Мне рассказывали, как начинал этот парень. Молодой, красивый, обаятельный, он был преподавателем физики и играл в самодеятельности. Его заметили и пригласили в театр - молодых актеров с профессиональным образованием на периферии всегда не хватает. Он много играл - пятнадцать ролей за первые два сезона, - играл в хороших я плохих пьесах (в плохих чаще), играл положительных молодых людей и обаятельных негодяев. Все было при нем - темперамент, непосредственность и еще «искра божья» - талант.
А главный режиссер строил театр, который он любил называть героико-романтическим. Театр, в котором внешняя патетика и декоративность образов и спектаклей вытесняли жизнь человеческого духа.
Актер стал популярным, любимым. Ему аплодировали зрители, его хвалили критики в местной и столичной прессе. Главный режиссер перешел в другой театр, потом в третий. Актер следовал за ним. Недавно я снова видел его на сцене.
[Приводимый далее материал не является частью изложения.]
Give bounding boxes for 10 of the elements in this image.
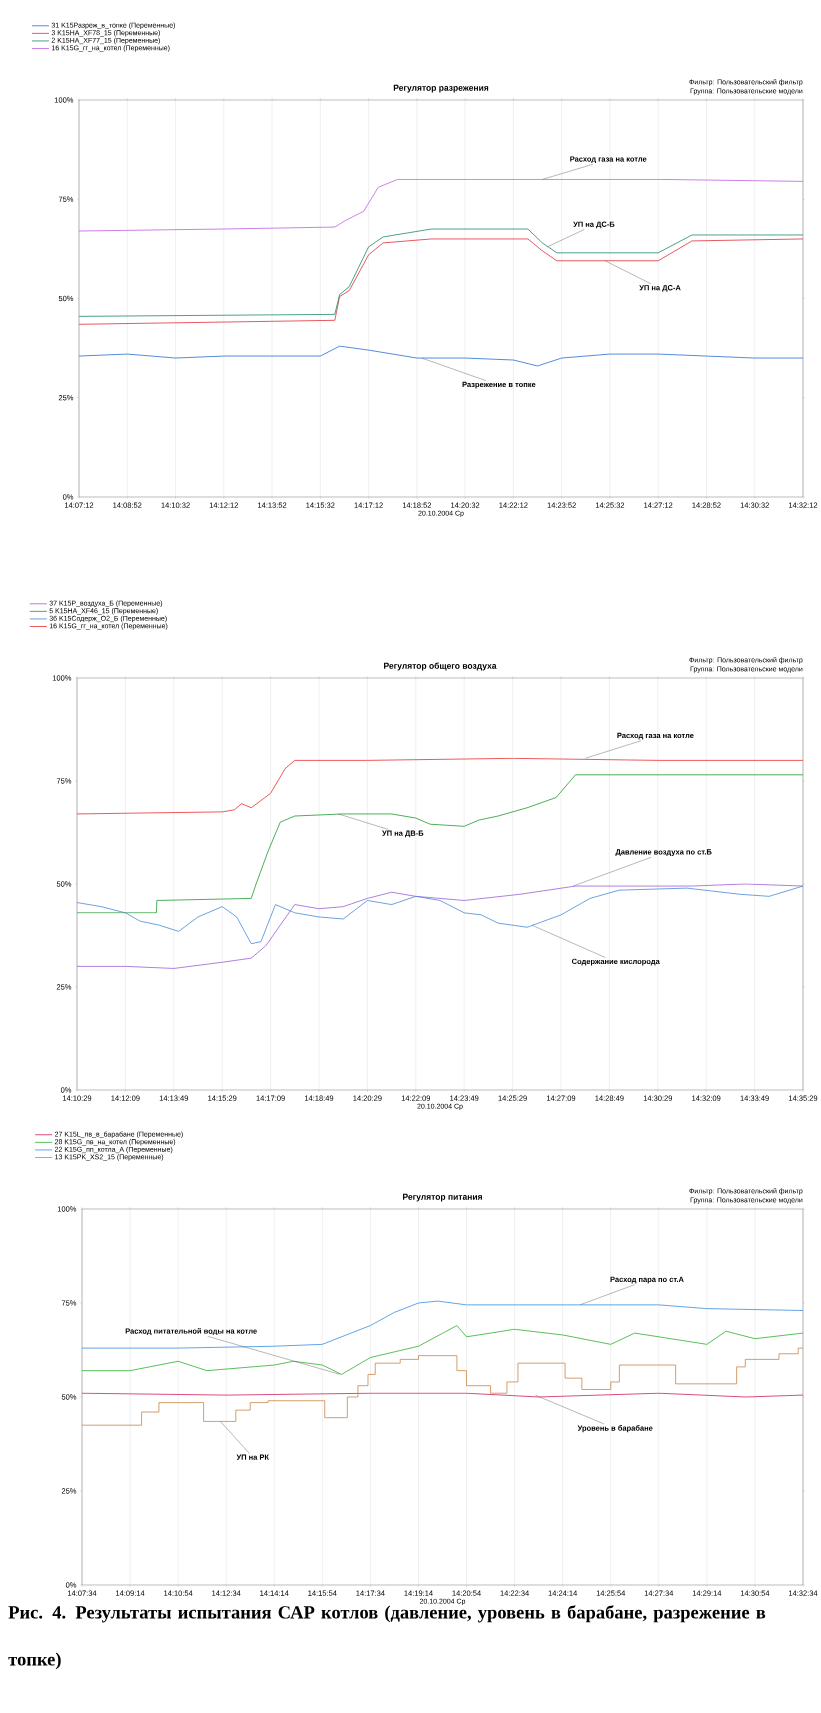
line-series (77, 757, 804, 815)
line-series (82, 1325, 804, 1375)
chart-title: Регулятор питания (403, 1193, 482, 1202)
line-series (77, 774, 804, 914)
line-series (79, 228, 804, 317)
chart-title: Регулятор разрежения (393, 84, 489, 93)
text: Рис. 4. Результаты испытания САР котлов (давление, уровень в барабане, разрежение в топке) (8, 1605, 766, 1670)
line-series (79, 238, 804, 325)
line-series (77, 885, 804, 945)
chart-title: Регулятор общего воздуха (384, 662, 497, 671)
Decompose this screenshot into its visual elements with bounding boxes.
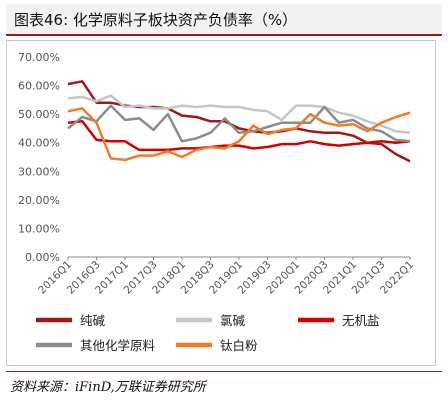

Он играл гусара эпохи войны 1812 года. Мундир прекрасно сидел, улыбка была ослепительной, фигура стройной. Ему по-прежнему аплодировали, и кто-то из поклонниц ночью стащил его фото с рекламного стенда на фасаде театра. А «искра божья» потухла. Остались красивые позы, тщательно промодулированные интонации, ощутимое даже с последнего ряда балкона желание иметь успех и неотразимая уверенность в том, что он успеха достоин.
Этапы этого печального пути можно проследить сегодня в сотнях актерских судеб.
... Один из персонажей пьесы - штурман реактивного лайнера. Он очень любит Сент-Экзюпери, у него профессиональная и духовная близость с этим писателем и человеком. Режиссер спрашивает актера, репетирующего эту роль, читал ли он Сент-Экзюпери. «Нет». «Прочтите». «А зачем?»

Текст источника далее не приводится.